Zuma corruption case: Thales won't get fair trial, says defence

The case against former president Jacob Zuma is about 14 years old now, And so much has happened in that time -- repeated delays, stories of political interference, and the dropping and reinstatement of charges.

JOHANNESBURG - A "hell-bent, knee-jerk, status quo" decision.

That's how one lawyer for French arms company Thales has described the decision by the National Prosecuting Authority (NPA) to reinstate corruption charges against the firm.

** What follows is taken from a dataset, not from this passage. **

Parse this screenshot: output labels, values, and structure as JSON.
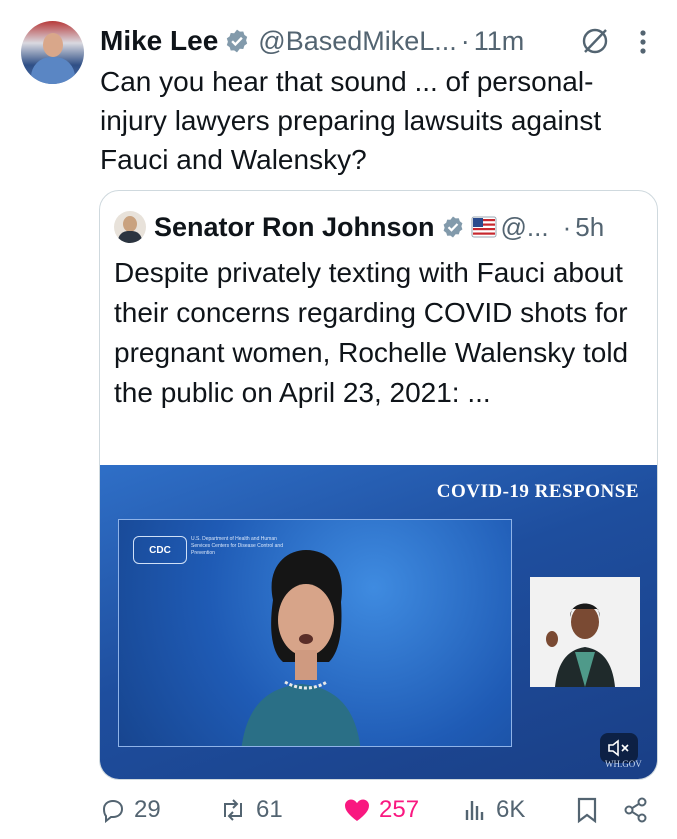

Thales and former president Jacob Zuma are both asking the KwaZulu-Natal High Court for a permanent stay of prosecution.                    

WATCH: Zuma court battle continues

The French arms company is insisting it won't get a fair trial. Its argument centres around the delays in the case.                                

The company is accused of agreeing to pay Zuma an annual R500,000 bribe for protection from an investigation into the controversial multibillion-rand arms deal.                                                   

Zuma's former financial advisor Schabir Shaik is said to have facilitated the alleged bribe. 

READ: Zuma’s supporters vow to stand behind him

"There is no one at Thales who was involved in the matters, and the institutional knowledge is gone.

"The NPA says we have documents, but what does that help if no one is available to explain those documents?" argued Advocate Mushahida Adhikari, Thales lawyer.                                     

On Thursday, the NPA will continue responding to Zuma and Thales's application for a permanent stay of prosecution.

The NPA is expected to argue there are reasonable prospects of a successful conviction in the case.